Tuesday, February 26, 2013

The Analog World vs. The Digital World

by Linda Nelson

Last Friday, Judith and I took our Board of Directors to Playwrights Horizons, in Manhattan, to see Annie Baker's new play, "The Flick."

We thought it would be appropriate: after all, the play is set in a small New England town's single screen movie theater at a time when the theater is ready to give up its beautiful 35mm projectors and go digital.

The Stonington Opera House is at that same place. In late March, our gorgeous, loyal, hard-working 1941 Simplex 35mm projector will be replaced by a true Digital Cinema system. For the record, digital cinema is not your grandma's DVD's, or even Blu-Rays. To keep doing what we're doing, bringing first run movies to you shortly after they open on our big screen, we need a big, sophisticated system that will allow the movie distribution companies to ship us hard drives rather than cannisters of 35mm film. We will be able to slot the hard drives into a special server, punch in a code to prevent movie piracy, and show the movie according to the schedule pre-booked with the distributor.
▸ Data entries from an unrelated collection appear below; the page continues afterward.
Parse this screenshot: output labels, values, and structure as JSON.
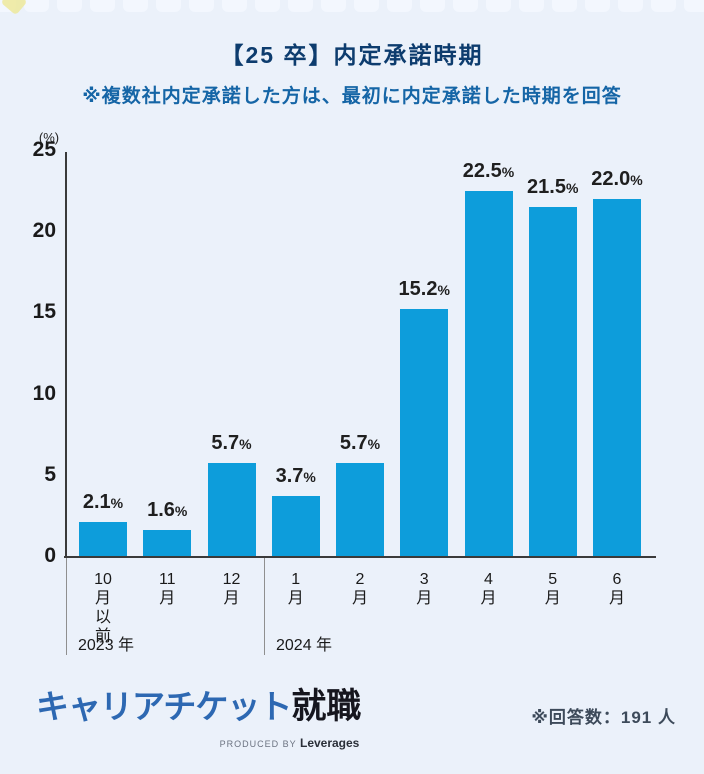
{
  "header": {
    "title": "【25 卒】内定承諾時期",
    "subtitle": "※複数社内定承諾した方は、最初に内定承諾した時期を回答"
  },
  "chart_data": {
    "type": "bar",
    "title": "【25 卒】内定承諾時期",
    "unit_label": "(%)",
    "ylabel": "(%)",
    "xlabel": "",
    "ylim": [
      0,
      25
    ],
    "yticks": [
      0,
      5,
      10,
      15,
      20,
      25
    ],
    "grid": false,
    "bar_color": "#0D9DDB",
    "categories": [
      "10月以前",
      "11月",
      "12月",
      "1月",
      "2月",
      "3月",
      "4月",
      "5月",
      "6月"
    ],
    "category_lines": [
      [
        "10",
        "月",
        "以",
        "前"
      ],
      [
        "11",
        "月"
      ],
      [
        "12",
        "月"
      ],
      [
        "1",
        "月"
      ],
      [
        "2",
        "月"
      ],
      [
        "3",
        "月"
      ],
      [
        "4",
        "月"
      ],
      [
        "5",
        "月"
      ],
      [
        "6",
        "月"
      ]
    ],
    "values": [
      2.1,
      1.6,
      5.7,
      3.7,
      5.7,
      15.2,
      22.5,
      21.5,
      22.0
    ],
    "value_labels": [
      "2.1",
      "1.6",
      "5.7",
      "3.7",
      "5.7",
      "15.2",
      "22.5",
      "21.5",
      "22.0"
    ],
    "percent_suffix": "%",
    "year_groups": [
      {
        "label": "2023 年",
        "start": 0,
        "end": 2
      },
      {
        "label": "2024 年",
        "start": 3,
        "end": 8
      }
    ]
  },
  "footer": {
    "respondents": "※回答数：191 人",
    "logo": {
      "part1": "キャリアチケット",
      "part2": "就職",
      "produced_by": "PRODUCED BY ",
      "company": "Leverages"
    }
  },
  "colors": {
    "background": "#EBF1FA",
    "bar": "#0D9DDB",
    "title": "#0D3C6E",
    "subtitle": "#1565A6",
    "axis": "#3A3A3A",
    "logo_blue": "#2D68B2",
    "logo_black": "#16161E"
  }
}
But our board didn't love Baker's "The Flick." They found it long and boring: following a couple of working class guys as they clean an old, single screen movie theater between shows, without the action or quick dialogue to which we've become accustomed. Like Baker's earlier plays, especially "The Aliens" which we produced in early 2012, "The Flick" is a masterpiece of working class realism, filled with silences and the power of ordinary, not extraordinary, dialogue. In what I think is an important way, "The Flick" isn't enough of the digital world, in which we all talk quickly and have multiple conversations simultaneously, through our phones and computers and headsets. "The Flick" is about the analog world, the one that happens slowly, in between the others; the one that happens "to" people more than "by" people. And the truth is, many of us have fallen out of love with analog. We want our agency, we want our MTV.

In an essay for the show materials, Baker reveals her own love affair, and then her falling out of love, with celluloid movies: "From age 9 to 19, movies were my greatest happiness. They were the thing that got me through the day. Watching a movie was always, always What I’d Rather Be Doing. I never felt fully present in my life, except when I was watching a movie...The point is, I fell out of love with film and when I tried to fall back in love with it I was shocked to realize that most of our country had fallen out of love with it too. But instead of falling in love with the theater, they had fallen in love with computers."

The cast of "The Flick," the new play by
Annie Baker at Playwrights' Horizons.
Live theater, by contrast, is extremely analog. Real sweating bodies on the stage right in front of us. You never know what might happen: lines might be missed, pants may rip, the actors may laugh or cry. It's unpredictable and never the same, kind of smelly and intimidating to those who have only ever known film and TV. Live theater is an analog experience, and we value and produce both at the Stonington Opera House: live theater + film.

But what about this nearly three hour play? If Baker's mission is to create a dynamic realism in which we are immersed in the experiences and worlds of her characters, and if her characters' world is, in this case, tiny, repetitive, and even grim...then how are we to reconcile being asked to sit through that world? That's what our board members wanted to know, and it's not an unreasonable question. They experienced the same thing as these characters in their lives. They were bored. They were restless--we all were. Mostly, we were uncomfortable: first physically, then intellectually, and finally--if we allowed it to take us this far--emotionally. I think Annie Baker evoked the response she wanted. But without the entertainment factor, will enough audience members be able or willing to follow her there?

In moving to digital cinema, we're taking a bold leap into a new world. Gone will be the craft of splicing together reel after reel of 35mm film, of lacing up and oiling the projector, of flipping on the rectifier, opening the dowser, adjusting the framing knob and the lens focus. It's a pretty tedious world, the world of any handcraft, in which motions and actions are repeated over and over again to ensure a quality experience for the viewer.

OHA's Artistic Advisory Board comprised of theater
artists, meeting on February 23: some of the artists had
more sympathy for "The Flick" than the
governing trustees. Photo by Alicia Anstead.
But it's one that might be worth experiencing, even in its tedium. It's one that is worth remembering -- or at least being enough aware of it to say a proper goodbye. It's one that, like so many others, demands our empathy -- and maybe even some compassion.

Baker says "The Flick" is "about the theater that will always happen between the movies." And our attentiveness to that theater of life could be important to how we move forward, together or apart, into our shared futures.